O aparecimento do termo "dispositivo" no vocabulário conceitual de Foucault está


provavelmente ligado à sua utilização por Deleuze e Guattari no Anti-Édipo (1972): é, pelo
menos, o que deixa entender o prefácio que Foucault escreveu em 1977 para a edição
americano do livro, visto que ele aí observa "as noções em aparência abstratas de
multiplicidades, de fluxos, de dispositivos e de ramificações". Posteriormente, o termo
receberá uma acepção cada vez mais ampla (mesmo que, no começo, Foucault somente utilize
a expressão "dispositivo de poder") e cada vez mais precisa, até ser objeto de uma reflexão
completa após A vontade de saber (1976), em que a expressão "dispositivo de sexualidade é
central: um dispositivo é "um conjunto decididamente heterogêneo que engloba discursos,
instituições, organizações arquitetônicas, decisões regulamentares, leis, medidas
administrativas, enunciados científicos, proposições filosóficas, morais, filantrópicas.

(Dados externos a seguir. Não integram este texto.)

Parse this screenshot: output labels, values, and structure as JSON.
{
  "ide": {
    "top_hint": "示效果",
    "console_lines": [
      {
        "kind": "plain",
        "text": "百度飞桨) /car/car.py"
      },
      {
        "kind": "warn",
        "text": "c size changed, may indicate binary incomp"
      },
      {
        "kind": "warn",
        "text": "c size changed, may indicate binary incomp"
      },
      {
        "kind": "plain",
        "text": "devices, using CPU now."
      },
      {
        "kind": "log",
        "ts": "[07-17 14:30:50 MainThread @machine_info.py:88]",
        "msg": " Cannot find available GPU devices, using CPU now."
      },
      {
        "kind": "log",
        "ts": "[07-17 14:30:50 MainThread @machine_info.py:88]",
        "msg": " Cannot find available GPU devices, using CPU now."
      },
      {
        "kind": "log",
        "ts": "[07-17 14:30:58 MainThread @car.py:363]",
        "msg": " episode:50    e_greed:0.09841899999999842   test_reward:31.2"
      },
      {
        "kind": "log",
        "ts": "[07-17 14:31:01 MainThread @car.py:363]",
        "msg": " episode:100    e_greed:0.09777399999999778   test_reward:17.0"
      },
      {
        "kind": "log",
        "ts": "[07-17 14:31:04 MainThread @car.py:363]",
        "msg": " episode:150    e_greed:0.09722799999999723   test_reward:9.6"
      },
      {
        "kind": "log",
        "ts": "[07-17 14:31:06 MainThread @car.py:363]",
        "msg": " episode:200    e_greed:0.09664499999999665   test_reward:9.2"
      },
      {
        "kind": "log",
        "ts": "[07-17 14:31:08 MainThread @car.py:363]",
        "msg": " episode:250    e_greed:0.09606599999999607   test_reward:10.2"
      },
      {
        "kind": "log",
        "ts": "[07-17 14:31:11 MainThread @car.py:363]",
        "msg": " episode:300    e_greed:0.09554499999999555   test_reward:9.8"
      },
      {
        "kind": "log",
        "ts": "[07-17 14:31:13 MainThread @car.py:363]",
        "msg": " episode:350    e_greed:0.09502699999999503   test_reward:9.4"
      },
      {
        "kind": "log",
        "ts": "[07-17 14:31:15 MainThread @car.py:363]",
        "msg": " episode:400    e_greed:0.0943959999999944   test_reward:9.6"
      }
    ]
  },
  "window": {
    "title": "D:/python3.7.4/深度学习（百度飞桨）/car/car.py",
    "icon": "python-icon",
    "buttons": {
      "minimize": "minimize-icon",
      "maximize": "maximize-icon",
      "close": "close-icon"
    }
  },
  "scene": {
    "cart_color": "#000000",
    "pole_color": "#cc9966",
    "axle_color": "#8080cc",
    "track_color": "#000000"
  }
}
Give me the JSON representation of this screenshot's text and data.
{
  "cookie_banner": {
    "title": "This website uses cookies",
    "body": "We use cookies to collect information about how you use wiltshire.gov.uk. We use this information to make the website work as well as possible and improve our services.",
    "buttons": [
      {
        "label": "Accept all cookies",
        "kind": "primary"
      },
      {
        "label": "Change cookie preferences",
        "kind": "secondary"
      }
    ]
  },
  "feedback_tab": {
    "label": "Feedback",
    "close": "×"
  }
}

Em suma:
o dito e o não-dito [...]. O dispositivo é a rede que se pode estabelecer entre esses elementos".
O problema é, então, para Foucault, o de interrogar tanto a natureza dos diferentes
dispositivos que ele encontra quanto sua função estratégica.

Na verdade, a noção de dispositivo substitui pouco a pouco aquele de episteme,


empregada por Foucault, de um modo absolutamente particular, em As palavras e as coisas e
até o final dos anos 60. Com efeito, a episteme é um dispositivo especificamente discursivo,
enquanto o "dispositivo", no sentido que Foucault explorará dez anos mais tarde, contém
igualmente instituições e práticas, isto é, "todo o social não-discursivo".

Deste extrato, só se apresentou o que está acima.